L'océan plus chaud affaiblit la circulation atmosphérique

À l'équateur, la circulation atmosphérique gouverne le climat tropical et influe sur le climat mondial. Sa modification peut provoquer par exemple sécheresses et inondations loin des tropiques. Une étude révèle que cette boucle atmosphérique s’est affaiblie durant ces 60 dernières années, modifiant ainsi les zones d’intenses précipitations.

Le climat tropical est instable. Dépendant des interactions entre les océans et l’atmosphère, il est en particulier modulé par la boucle atmosphérique, appelée cellule de Walker. Dans le Pacifique, la circulation de Walker induit une différence de température d’est en ouest le long de l’équateur. Cette boucle convective est modifiée durant l’oscillation Enso, le mode principal de variabilité climatique naturelle. Durant un événement El Niño par exemple, le changement dans la circulation de Walker provoque de dramatiques inondations en Amérique du Sud, et d’intenses sécheresses en Australie.
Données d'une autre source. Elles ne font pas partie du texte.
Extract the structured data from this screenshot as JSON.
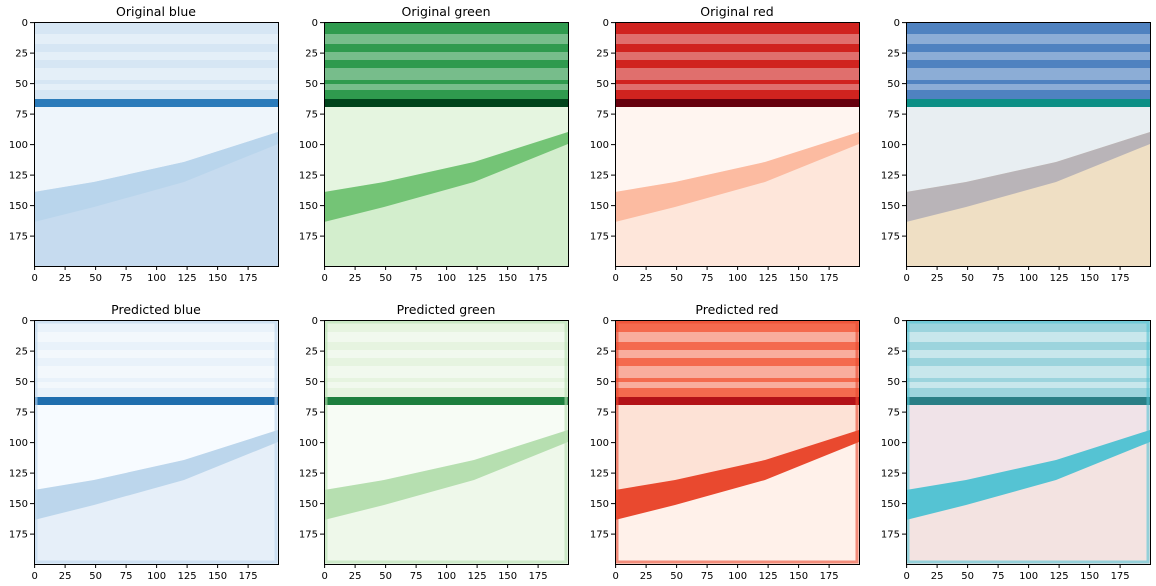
{
  "figure": {
    "x_ticks": [
      "0",
      "25",
      "50",
      "75",
      "100",
      "125",
      "150",
      "175"
    ],
    "y_ticks": [
      "0",
      "25",
      "50",
      "75",
      "100",
      "125",
      "150",
      "175"
    ],
    "axis_range": [
      0,
      199
    ],
    "panels": [
      {
        "title": "Original blue",
        "channel": "blue",
        "kind": "original",
        "colors": {
          "sky": "#d6e6f4",
          "sea": "#2b7bba",
          "foam": "#eef5fb",
          "shore": "#b9d5ec",
          "sand": "#c6dbef"
        }
      },
      {
        "title": "Original green",
        "channel": "green",
        "kind": "original",
        "colors": {
          "sky": "#2f9a4e",
          "sea": "#00441b",
          "foam": "#e5f5e0",
          "shore": "#74c476",
          "sand": "#d3eecd"
        }
      },
      {
        "title": "Original red",
        "channel": "red",
        "kind": "original",
        "colors": {
          "sky": "#d0231f",
          "sea": "#67000d",
          "foam": "#fff5f0",
          "shore": "#fcbba1",
          "sand": "#fee6da"
        }
      },
      {
        "title": "",
        "channel": "rgb",
        "kind": "original",
        "colors": {
          "sky": "#4f82c0",
          "sea": "#0c8f86",
          "foam": "#e8eef2",
          "shore": "#b9b4b8",
          "sand": "#efdfc4"
        }
      },
      {
        "title": "Predicted blue",
        "channel": "blue",
        "kind": "predicted",
        "colors": {
          "sky": "#e9f2fa",
          "sea": "#1f6eae",
          "foam": "#f7fbff",
          "shore": "#bcd6ec",
          "sand": "#e6eff9"
        }
      },
      {
        "title": "Predicted green",
        "channel": "green",
        "kind": "predicted",
        "colors": {
          "sky": "#e6f4e0",
          "sea": "#1d7f3e",
          "foam": "#f7fcf5",
          "shore": "#b6dfb0",
          "sand": "#eef8ea"
        }
      },
      {
        "title": "Predicted red",
        "channel": "red",
        "kind": "predicted",
        "colors": {
          "sky": "#f46a4e",
          "sea": "#b31218",
          "foam": "#fde2d6",
          "shore": "#e9492f",
          "sand": "#fff1ea"
        }
      },
      {
        "title": "",
        "channel": "rgb",
        "kind": "predicted",
        "colors": {
          "sky": "#9cd4dd",
          "sea": "#2a7f86",
          "foam": "#f0e3e8",
          "shore": "#55c3d3",
          "sand": "#f3e3e1"
        }
      }
    ]
  }
}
Les études actuelles suggèrent que cette circulation s’est affaiblie depuis ces 60 dernières années.
Sous les tropiques, les conditions atmosphériques sont particulièrement instables, le climat régional est extrêmement sensible aux variations des interactions entre l’océan et l’atmosphère. Ainsi le changement d’un paramètre climatique (température, vent…), aussi infime qu’il soit, peut provoquer d’importants dérèglements climatiques. La température de surface des océans a globalement augmenté au cours du XXe siècle, mais cette tendance contient de nombreuses et régulières incertitudes spatiales. Si le développement des satellites depuis les années 1980 est une révolution pour les mesures climatiques, les données antérieures étaient mesurées manuellement à partir des bateaux, générant d’importants biais de mesures.
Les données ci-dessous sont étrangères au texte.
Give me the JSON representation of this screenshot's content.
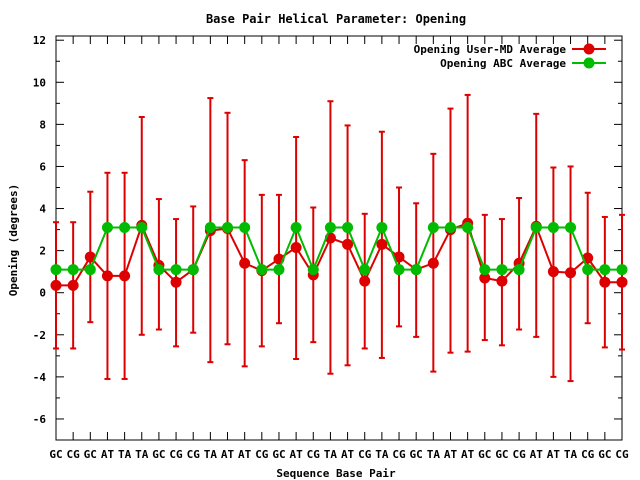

L'océan dirige l'affaiblissement de la circulation de Walker
Il est donc très difficile d’utiliser ces données dans les modèles numériques ou même de les analyser directement. Jusqu’alors, aucun modèle n’était capable de simuler correctement le changement de la circulation de Walker de ces 60 dernières années. L’affaiblissement de la cellule atmosphérique était pour l’heure attribué à la modification du cycle hydrologique forcée par le réchauffement climatique. Or, récemment, une équipe de l’International Pacific Research Center (IPCR) a montré à partir de 4 modèles atmosphériques couramment utilisés que l’affaiblissement de la circulation de Walker était engendré par la variation de la température des océans.
La température de surface des océans est maximale à l'équateur (en rouge-orangé) et diminue en remontant vers les pôles (en violet). Dans l'océan Pacifique équatorial, il y a un gradient de température entre l'est (plus froid) et l'ouest (plus chaud), généré par la circulation de Walker. Dans l'océan Indien, la configuration est inverse. En conséquence la région autour de l'Indonésie est soumise à d'intenses convections atmosphériques. Mais d'après cette étude, la zone de convection atmosphérique se déplace vers le centre du Pacifique.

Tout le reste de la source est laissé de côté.